On the first of January each year, it is safe to say that billions of people make New Year’s resolutions. Perhaps you are one of these individuals who long to take control of their destiny: to be more kind, less lazy, better disciplined, or to not be as selfish and self-centered.
But I would assert that every year, even as the total number of people who make these resolutions increases, there is also a steady decline in the number of people who hold out any real hope in their own powers to further perfect themselves. And it isn’t that their spirit isn’t willing — only that they have slipped down the steep path before them too many times.
And so it is that we gradually reach that place in our lives where we recognize that simply coming up with more wishes is a waste. If we are to change, something else is needed.

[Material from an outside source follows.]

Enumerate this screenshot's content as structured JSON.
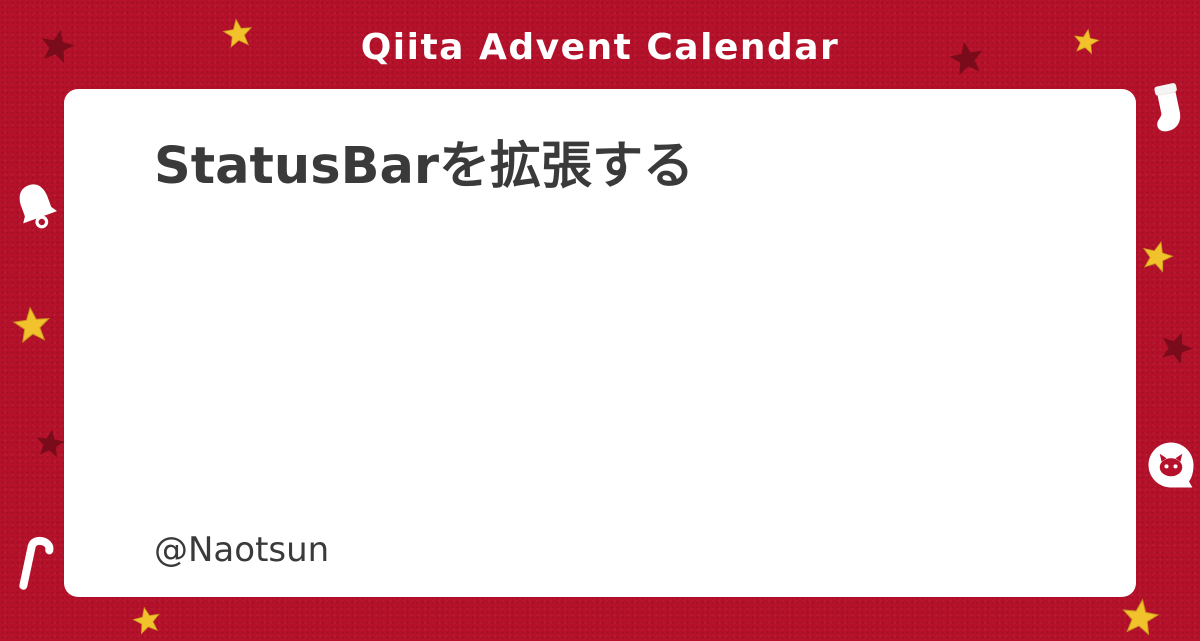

Let’s be honest about what is possible and what is not: Change does not take place tomorrow. We do not lose weight, develop our art, or mysteriously become more kind or conscientious an hour from now. Either we change ourselves in the moment, or not at all.
If we would do better, we must know better, beginning with the following Higher Knowledge that one must have before it’s possible to make any resolutions with any reliability: It is our attention that produces and empowers change in us.
For example, if our attention is given over to angry emotions, then soon this same attention is swimming in a dark sea of negative thoughts that serve only to justify the growing waves of rage within us. The inevitable outcome of this kind of captured attention is an outburst or attack upon someone. We manifest the misery we make through unconscious attention.
So, if we make some resolve that we won’t get angry anymore, or that we will help others instead of hurting them, this much should be clear: Until we learn what it means to be in conscious command of our attention, our disappointments and heartaches must continue.
The reason why we do not change, or otherwise make real our resolve to rise above who we have been, is that we are always forgetting ourselves. We go to sleep spiritually. We doze in dreams of better times to come — of some happier self to be — at the expense of being awake to what is our one real need: To be New Now.
Whenever we can be awake to ourselves and remember our right intention, the rest of the work is done for us. Our intention to be mindful, patient, honest, disciplined, whatever our higher wish may be, places our attention, unmistakably, upon our new aim. And it is this same intention, the upward direction of it, that reveals those dark forces at work within us set against our wish and that seek to drag us down.
Of course our work to be conscious, to have real intention, and pay true attention is difficult! But compare this path to unconsciously being run through endless unintended changes. Suddenly the practice of this special interior work becomes equivalent to a walk in a sun-filled park.
Keep your intention simple to start. For example, make it your intention to be patient with others who displease you; or intend to say, “Yes!” to life whenever negativity in you wants to cry out, “No!” No matter what intention you make, keep it before you — alive and present — at all times. And know this next fact to be both sure and kind: We will fail (often!) at keeping our newly intended wish — but this kind of “failure” will change our very essence, something our worldly successes have not been able to do!
Find out! Remember yourself and your wish for Real Life. Work at keeping your spiritual intention before you — whatever roads you may walk — and watch how God watches over you, seeing to it that you grow in all that is Good.